I was expecting to read approx 7.62v across the output, but its only putting out about 4.5v.

Does anybody have any suggestions of what could be wrong? My tubes (2x 12AX7) are very lukewarm!

Cheers
 
Are they loaded already? did you added a cap? how big?

When you use a bridge rectifier you are inserting 2 diodes in series, so they drop at most 1V each, maybe less, when you are doing a HV supply as the ~200V for a tube circuit you just forget about this, when you are working on a regulated PS you just take into account the voltage is high enough and probably don't care much about 1V or 2V, when you are using unregulated low voltage PS as yours, at 6V PS, 2V loss is pretty big, if you are only using 12AX7 you could use a voltage doubler and use at ~12V, with 2V loss, you'll probably be fine.

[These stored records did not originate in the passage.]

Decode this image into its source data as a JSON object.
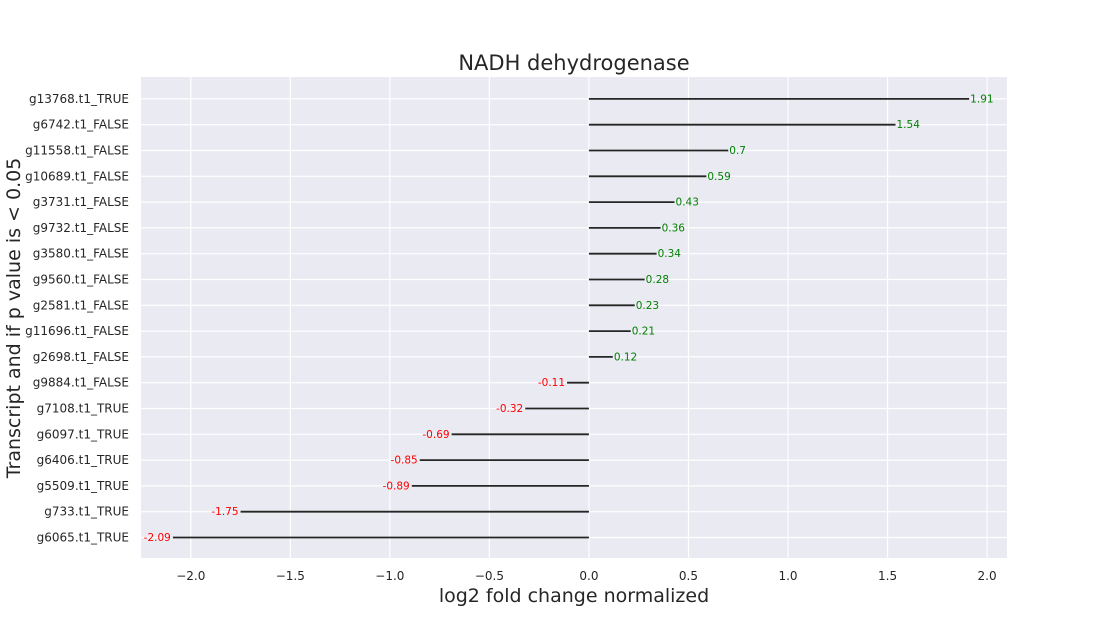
{
  "chart_data": {
    "type": "bar",
    "orientation": "horizontal",
    "title": "NADH dehydrogenase",
    "xlabel": "log2 fold change normalized",
    "ylabel": "Transcript and if p value is < 0.05",
    "xlim": [
      -2.25,
      2.1
    ],
    "xticks": [
      "−2.0",
      "−1.5",
      "−1.0",
      "−0.5",
      "0.0",
      "0.5",
      "1.0",
      "1.5",
      "2.0"
    ],
    "xtick_values": [
      -2.0,
      -1.5,
      -1.0,
      -0.5,
      0.0,
      0.5,
      1.0,
      1.5,
      2.0
    ],
    "grid": true,
    "positive_color": "#008000",
    "negative_color": "#ff0000",
    "line_color": "#262626",
    "background_color": "#eaeaf2",
    "categories": [
      "g13768.t1_TRUE",
      "g6742.t1_FALSE",
      "g11558.t1_FALSE",
      "g10689.t1_FALSE",
      "g3731.t1_FALSE",
      "g9732.t1_FALSE",
      "g3580.t1_FALSE",
      "g9560.t1_FALSE",
      "g2581.t1_FALSE",
      "g11696.t1_FALSE",
      "g2698.t1_FALSE",
      "g9884.t1_FALSE",
      "g7108.t1_TRUE",
      "g6097.t1_TRUE",
      "g6406.t1_TRUE",
      "g5509.t1_TRUE",
      "g733.t1_TRUE",
      "g6065.t1_TRUE"
    ],
    "values": [
      1.91,
      1.54,
      0.7,
      0.59,
      0.43,
      0.36,
      0.34,
      0.28,
      0.23,
      0.21,
      0.12,
      -0.11,
      -0.32,
      -0.69,
      -0.85,
      -0.89,
      -1.75,
      -2.09
    ],
    "value_labels": [
      "1.91",
      "1.54",
      "0.7",
      "0.59",
      "0.43",
      "0.36",
      "0.34",
      "0.28",
      "0.23",
      "0.21",
      "0.12",
      "-0.11",
      "-0.32",
      "-0.69",
      "-0.85",
      "-0.89",
      "-1.75",
      "-2.09"
    ]
  }
}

Why are you using DC heaters? if well implemented AC should't bring a big problem, using two resistors to cancel out the hum, and using elevated heaters in more sensitive cases should be just enough, usually DC are used for really high gain as a guitar amp, but with 12V so less current is needed and even then starting with higher voltage and dropping with a regulator or a resistor so you can accommodate the needed voltage.

JS
 
Thanks for the reply,

Yeah I was expecting to see 6.3 x 1.41 - 2 x 0.7 diode drop = 7.4v so 4v is a big loss.

I was advised to use D/C filaments, so I just went with it!
 
If you are not using caps, or caps too small for the load, then you shouldn't multiply by 1.4 which is peak for your voltage, and will make it follow the input voltage less the rectifier drop, and you measure the mid value instead of the peak, or the filtered mid value, which makes 6.3V-2V(from diodes)~4V I'm using 1V per diode just because is not strange to get up to there with relatively high currents in rectifying diodes.

JS
 
With no cap, the RMS voltage after rectification would be about 4.8V : (6.3VAC * SQRT(2) - 2V) * 1/SQRT(2).  This assumes that the drop across the rectifier diodes is 1V each (it's probably a bit less at 700mA heater current).
 
> expecting ... 7.62v ...only putting out about 4.5v

1.414 is for a BIG cap.

With NO cap and an average-reading DC meter, the factor is 0.9.

Minus diode losses, of course.

6.3V*0.9 is 5.67V

4.5V is 1.17V shy of calculation.

Two diodes. And 1.17V/2 is 0.585V. Which is spot-on 0.6V for practical purpose.

IMHO, 1N400x at 0.7 Amp DC current is under-sized.